ALTAMONT — Labette County USD 506 students will start the school year just over a week later than originally scheduled, and parents will have the choice between in-person or remote instruction.

The district’s board of education made those two decisions on Wednesday night in response to the ongoing COVID-19 pandemic.

The board passed a modified calendar for the school year that moves the first day of school for students from Aug. 19 to Aug. 27. The district also front-loaded its calendar from Aug. 18-26 with professional development days in order to give teachers and staff extra time to prepare.

“Our staff’s anxiety level is through the roof because they’re professionals,” said Labette County High School Principal Shane Holtzman. “They want to be prepared. So the extra time will give them a chance to practice.” 

There will be a half-day of school for K-9 students on Aug. 27 before the first full day for all students on Aug. 28.

“I’m very excited that the board approved moving our start date back,” USD 506 Superintendent John Wyrick said. “That allows our staff to have days before kids are in the building that are designed for preparing for the unknown. Preparing for remote learning. It’ll give us more opportunity to see what will happen over the next few weeks.” 

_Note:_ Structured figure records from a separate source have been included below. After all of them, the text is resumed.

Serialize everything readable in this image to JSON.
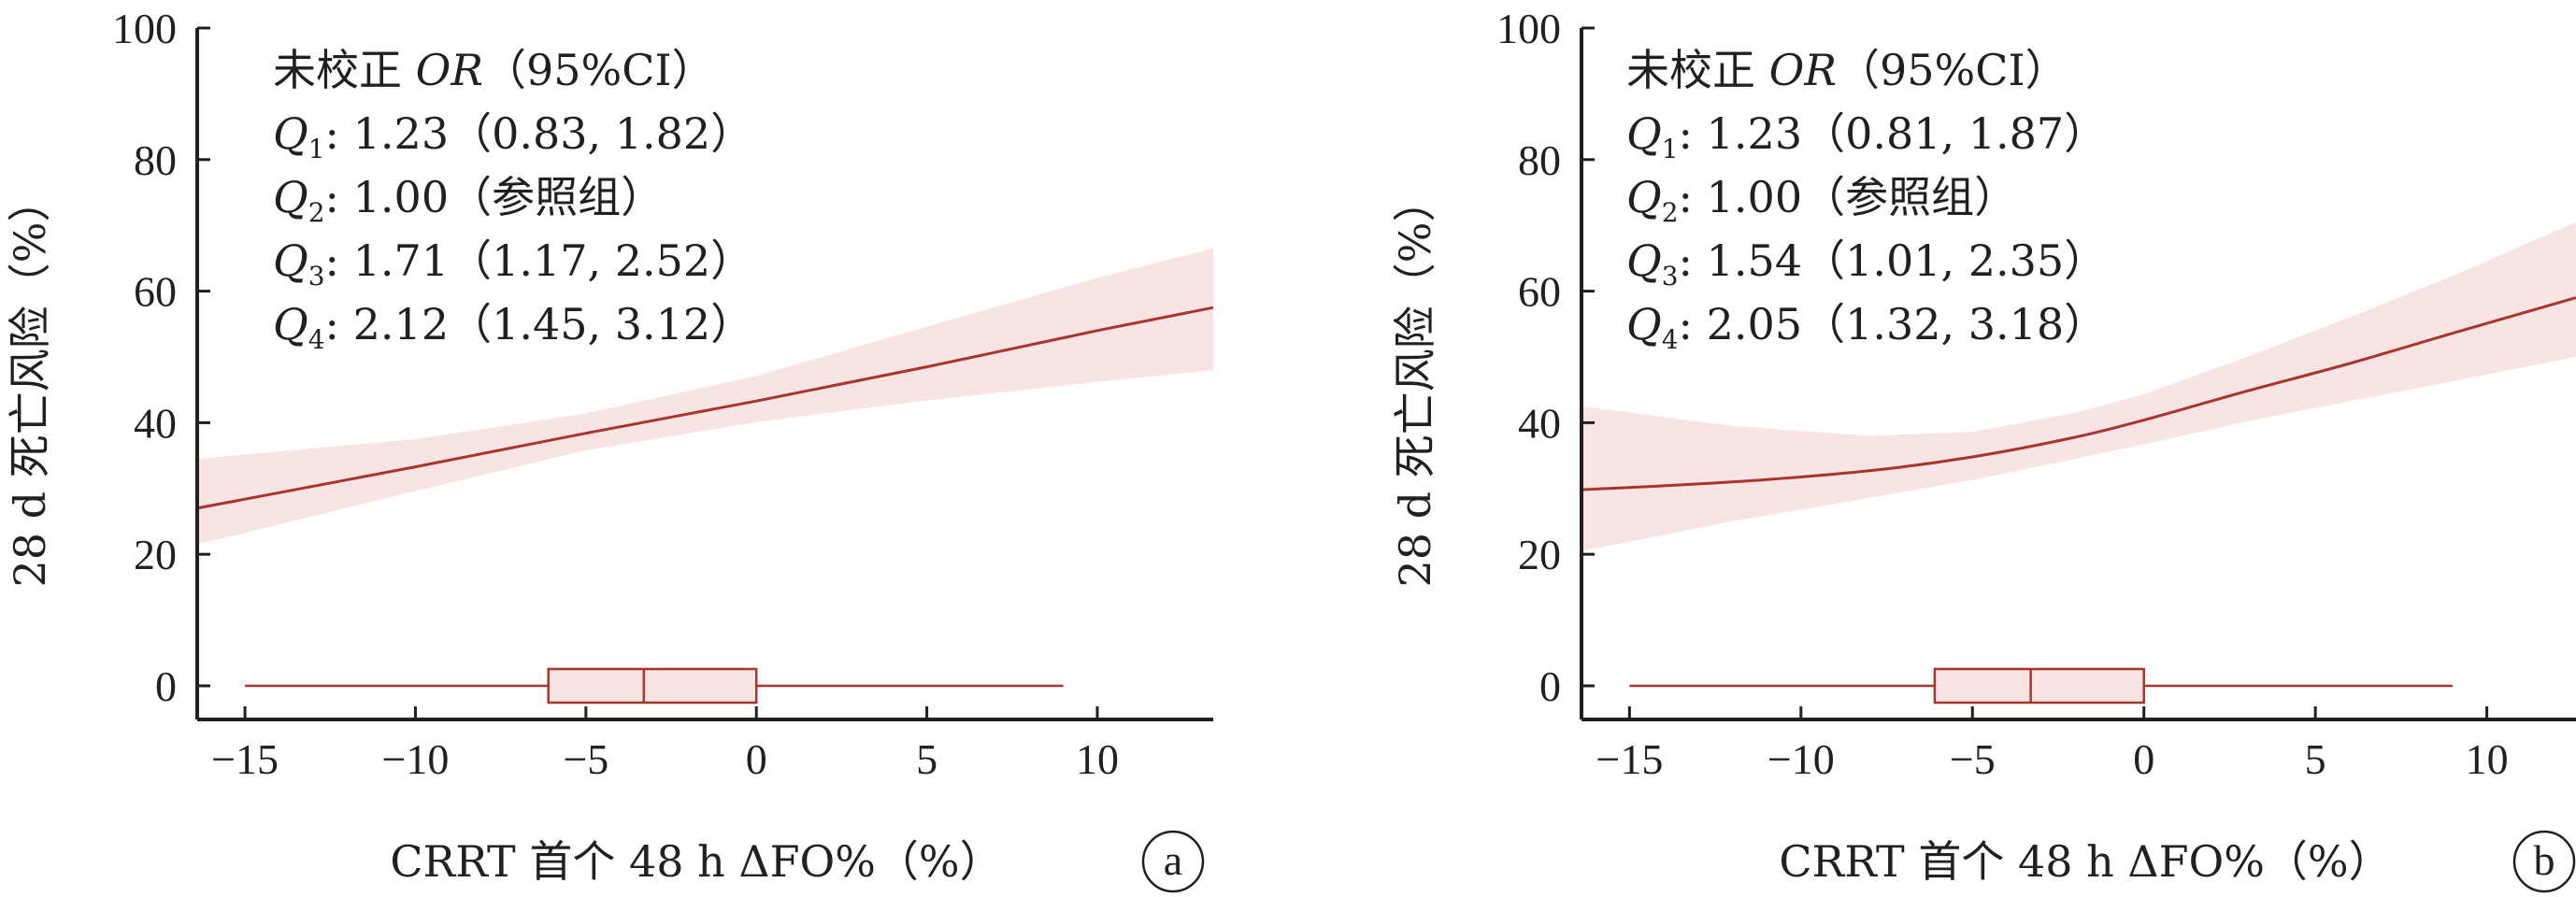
{
  "colors": {
    "curve": "#a8342d",
    "band": "#f7e4e3",
    "box_fill": "#f7e4e3",
    "axis": "#231f20"
  },
  "chart_data": [
    {
      "type": "line",
      "panel_label": "a",
      "xlabel": "CRRT 首个 48 h ΔFO%（%）",
      "ylabel": "28 d 死亡风险（%）",
      "xlim": [
        -16.4,
        13.4
      ],
      "ylim": [
        0,
        100
      ],
      "xticks": [
        -15,
        -10,
        -5,
        0,
        5,
        10
      ],
      "xtick_labels": [
        "−15",
        "−10",
        "−5",
        "0",
        "5",
        "10"
      ],
      "yticks": [
        0,
        20,
        40,
        60,
        80,
        100
      ],
      "ytick_labels": [
        "0",
        "20",
        "40",
        "60",
        "80",
        "100"
      ],
      "annotation": {
        "header": {
          "prefix": "未校正 ",
          "italic": "OR",
          "suffix": "（95%CI）"
        },
        "rows": [
          {
            "sym": "Q",
            "sub": "1",
            "text": ": 1.23（0.83, 1.82）"
          },
          {
            "sym": "Q",
            "sub": "2",
            "text": ": 1.00（参照组）"
          },
          {
            "sym": "Q",
            "sub": "3",
            "text": ": 1.71（1.17, 2.52）"
          },
          {
            "sym": "Q",
            "sub": "4",
            "text": ": 2.12（1.45, 3.12）"
          }
        ]
      },
      "curve": {
        "x": [
          -16.4,
          -10,
          -5,
          0,
          5,
          10,
          13.4
        ],
        "y": [
          27.0,
          33.3,
          38.4,
          43.3,
          48.5,
          54.0,
          57.5
        ]
      },
      "ci_band": {
        "x": [
          -16.4,
          -10,
          -5,
          0,
          5,
          10,
          13.4
        ],
        "lower": [
          21.5,
          29.6,
          35.8,
          40.1,
          43.4,
          46.2,
          48.0
        ],
        "upper": [
          34.5,
          37.5,
          41.4,
          47.1,
          54.6,
          62.0,
          66.5
        ]
      },
      "boxplot": {
        "y": 0,
        "whisker_low": -15,
        "q1": -6.1,
        "median": -3.3,
        "q3": 0,
        "whisker_high": 9
      }
    },
    {
      "type": "line",
      "panel_label": "b",
      "xlabel": "CRRT 首个 48 h ΔFO%（%）",
      "ylabel": "28 d 死亡风险（%）",
      "xlim": [
        -16.4,
        12.6
      ],
      "ylim": [
        0,
        100
      ],
      "xticks": [
        -15,
        -10,
        -5,
        0,
        5,
        10
      ],
      "xtick_labels": [
        "−15",
        "−10",
        "−5",
        "0",
        "5",
        "10"
      ],
      "yticks": [
        0,
        20,
        40,
        60,
        80,
        100
      ],
      "ytick_labels": [
        "0",
        "20",
        "40",
        "60",
        "80",
        "100"
      ],
      "annotation": {
        "header": {
          "prefix": "未校正 ",
          "italic": "OR",
          "suffix": "（95%CI）"
        },
        "rows": [
          {
            "sym": "Q",
            "sub": "1",
            "text": ": 1.23（0.81, 1.87）"
          },
          {
            "sym": "Q",
            "sub": "2",
            "text": ": 1.00（参照组）"
          },
          {
            "sym": "Q",
            "sub": "3",
            "text": ": 1.54（1.01, 2.35）"
          },
          {
            "sym": "Q",
            "sub": "4",
            "text": ": 2.05（1.32, 3.18）"
          }
        ]
      },
      "curve": {
        "x": [
          -16.4,
          -12,
          -8,
          -5,
          -2,
          0,
          3,
          6,
          9,
          12.6
        ],
        "y": [
          29.8,
          31.0,
          32.7,
          34.8,
          37.8,
          40.4,
          44.8,
          49.0,
          53.6,
          59.0
        ]
      },
      "ci_band": {
        "x": [
          -16.4,
          -12,
          -8,
          -5,
          -2,
          0,
          3,
          6,
          9,
          12.6
        ],
        "lower": [
          20.5,
          25.0,
          28.6,
          31.3,
          34.5,
          36.7,
          40.2,
          43.3,
          46.3,
          50.0
        ],
        "upper": [
          42.5,
          39.5,
          38.0,
          38.6,
          41.5,
          44.3,
          50.0,
          56.0,
          62.3,
          70.5
        ]
      },
      "boxplot": {
        "y": 0,
        "whisker_low": -15,
        "q1": -6.1,
        "median": -3.3,
        "q3": 0,
        "whisker_high": 9
      }
    }
  ]
}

USD 506 will also offer parents of high school students three learning model options — in-person instruction, hybrid flex and remote learning. Students at the grade schools will be offered in-person and remote options with no hybrid option.

“It’s critical to remember that the plans the board approved are living documents and very fluid,” Wyrick said. “We may be back in this room two weeks from now making modifications based on what could happen across the state and in the county with COVID-19 cases.” 

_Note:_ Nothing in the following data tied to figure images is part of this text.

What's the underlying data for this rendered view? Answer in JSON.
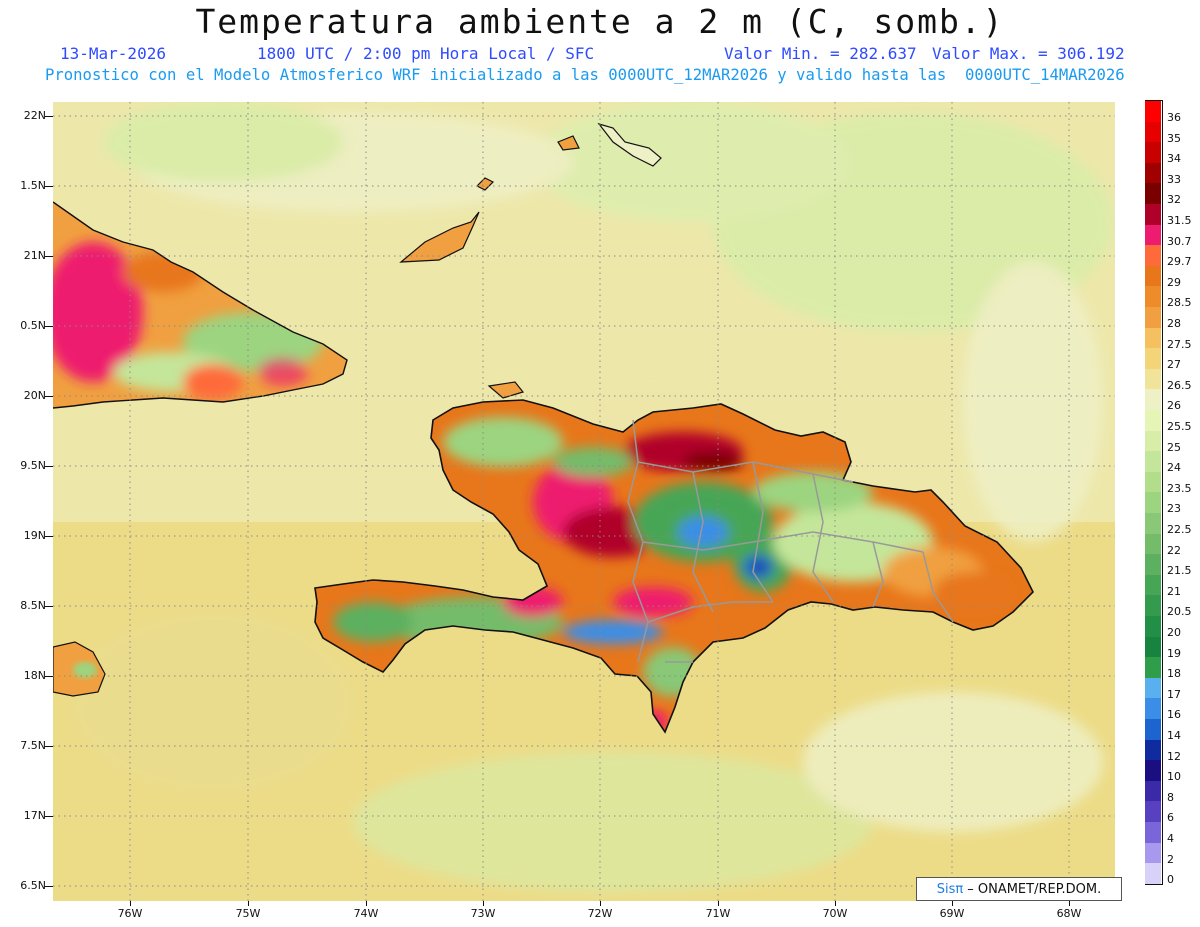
{
  "header": {
    "title": "Temperatura ambiente a 2 m (C, somb.)",
    "date": "13-Mar-2026",
    "time": "1800 UTC / 2:00 pm Hora Local / SFC",
    "min_label": "Valor Min. = 282.637",
    "max_label": "Valor Max. = 306.192",
    "model_line": "Pronostico con el Modelo Atmosferico WRF inicializado a las 0000UTC_12MAR2026 y valido hasta las  0000UTC_14MAR2026"
  },
  "map": {
    "lat_labels": [
      "22N",
      "1.5N",
      "21N",
      "0.5N",
      "20N",
      "9.5N",
      "19N",
      "8.5N",
      "18N",
      "7.5N",
      "17N",
      "6.5N"
    ],
    "lon_labels": [
      "76W",
      "75W",
      "74W",
      "73W",
      "72W",
      "71W",
      "70W",
      "69W",
      "68W"
    ]
  },
  "legend": {
    "levels": [
      "36",
      "35",
      "34",
      "33",
      "32",
      "31.5",
      "30.7",
      "29.7",
      "29",
      "28.5",
      "28",
      "27.5",
      "27",
      "26.5",
      "26",
      "25.5",
      "25",
      "24",
      "23.5",
      "23",
      "22.5",
      "22",
      "21.5",
      "21",
      "20.5",
      "20",
      "19",
      "18",
      "17",
      "16",
      "14",
      "12",
      "10",
      "8",
      "6",
      "4",
      "2",
      "0"
    ],
    "colors": [
      "#ff0000",
      "#e60000",
      "#c80000",
      "#a00000",
      "#7a0000",
      "#b0002a",
      "#ee1c6e",
      "#ff6a3a",
      "#e8761a",
      "#ee8c2a",
      "#f0a040",
      "#f4c060",
      "#f4d478",
      "#f2e39a",
      "#eef0c6",
      "#e6f4b6",
      "#d8eea8",
      "#c4e69a",
      "#b2de8c",
      "#9cd480",
      "#88c876",
      "#74bc6a",
      "#5cb060",
      "#46a656",
      "#339a4e",
      "#228f46",
      "#16843e",
      "#2e9e4a",
      "#58b0ef",
      "#3a8ee8",
      "#1e64d0",
      "#102aa0",
      "#1a0e80",
      "#3a2aa8",
      "#5840c0",
      "#7a66d8",
      "#a898ee",
      "#d8d2f8"
    ]
  },
  "credit": {
    "sis": "Sisπ",
    "rest": "– ONAMET/REP.DOM."
  }
}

For the in-person model, students will attend classes on campus for five days a week, with the exception of a remote learning day every other Wednesday.

Masks and social distancing will be expected of students and staff, there will be enhanced safety protocols including temperature checks, enhanced sanitation and modified meal services.

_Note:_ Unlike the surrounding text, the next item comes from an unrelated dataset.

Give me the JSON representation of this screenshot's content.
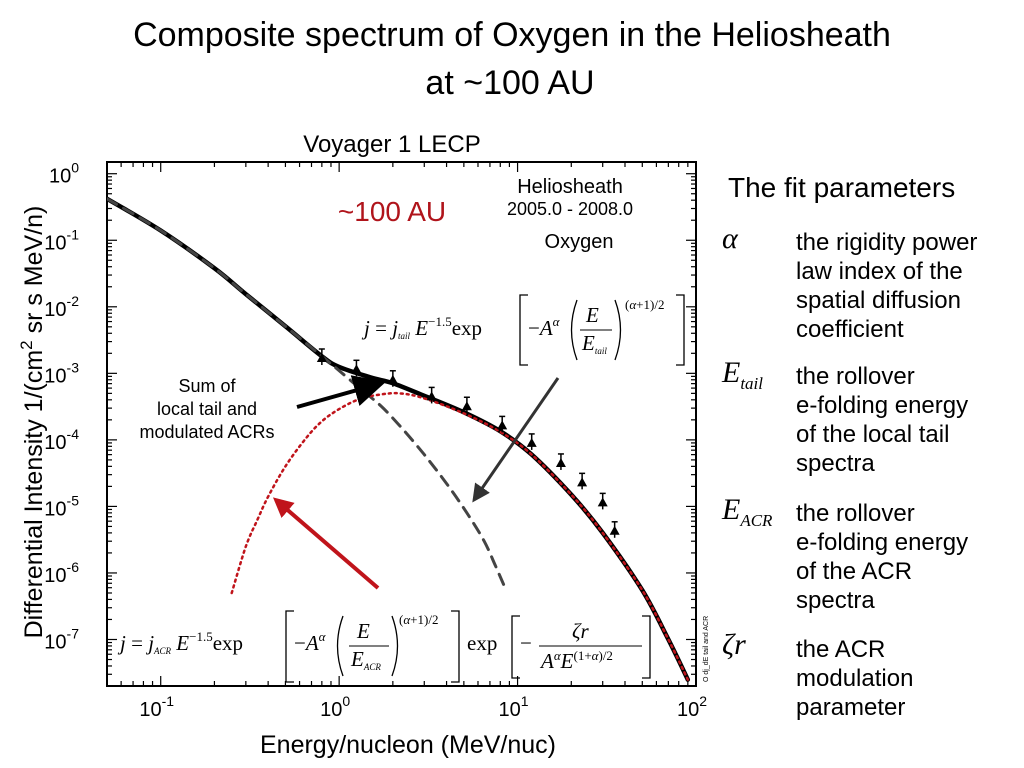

For the hybrid option, which is only offered to high school students, kids will attend classes on campus on Tuesdays and Thursdays and participate in remote learning on Mondays, Wednesdays and Fridays.

As for the remote learning option, online daily attendance will be mandatory during school hours. Students will be required to log 350 minutes of daily activity. Students will be enrolled in their core classes through USD 506 in addition to a specific choice of electives.

Every student at the high school in addition to those at the grade schools who choose remote learning will be issued a Chromebook by the school. 

Families that choose the in-person or hybrid models will have the option to transition to remote learning at any time. Students enrolled in remote learning will make a nine-week commitment with a notice of a transition to in-person or hybrid needed two weeks prior to the end of the grading period.

“We had input from teachers, community and everybody involved,” Holtzman said. “We have a plan now that’s on paper, but it’s still a process. There’s still so much unknown.” 

Other protocols that USD 506 intends to take include limiting class sizes as much as possible to promote social distancing.

Enrollment for the school year, where parents will choose a learning model, will be on Wednesday and Thursday for the grade schools while high school enrollment is set for Tuesday through Thursday.

“We need enrollment to happen so we have a better idea of what students and families intend to do,” Holtzman said. “That’ll allow us to have a better idea and make some plans.” 

A student in on-campus classes who contracts COVID-19 will be allowed to return to in-person or hybrid instruction once cleared by the health department.

“That’s what the remote learning is there for,” Holtzman said. “Once a student is cleared by the health department, they would be allowed to transition back to on-site.” 

All students in USD 506, whether they take classes in-person or remote, will be eligible for activities including sports. Practices for fall sports will begin on Aug. 17.

“If they’re enrolled in our school, they’re eligible,” Holtzman said. “Part of that is we don’t want to discourage a parent from choosing remote learning.” 

Holtzman added that he feels the plans approved by the board on Tuesday night are in the best interest of health and safety of the district.

“The plans we have are the best ones for our community and our students,” Holtzman said. “Doesn’t mean any other district’s plan is any better or worse. Every district has different needs.”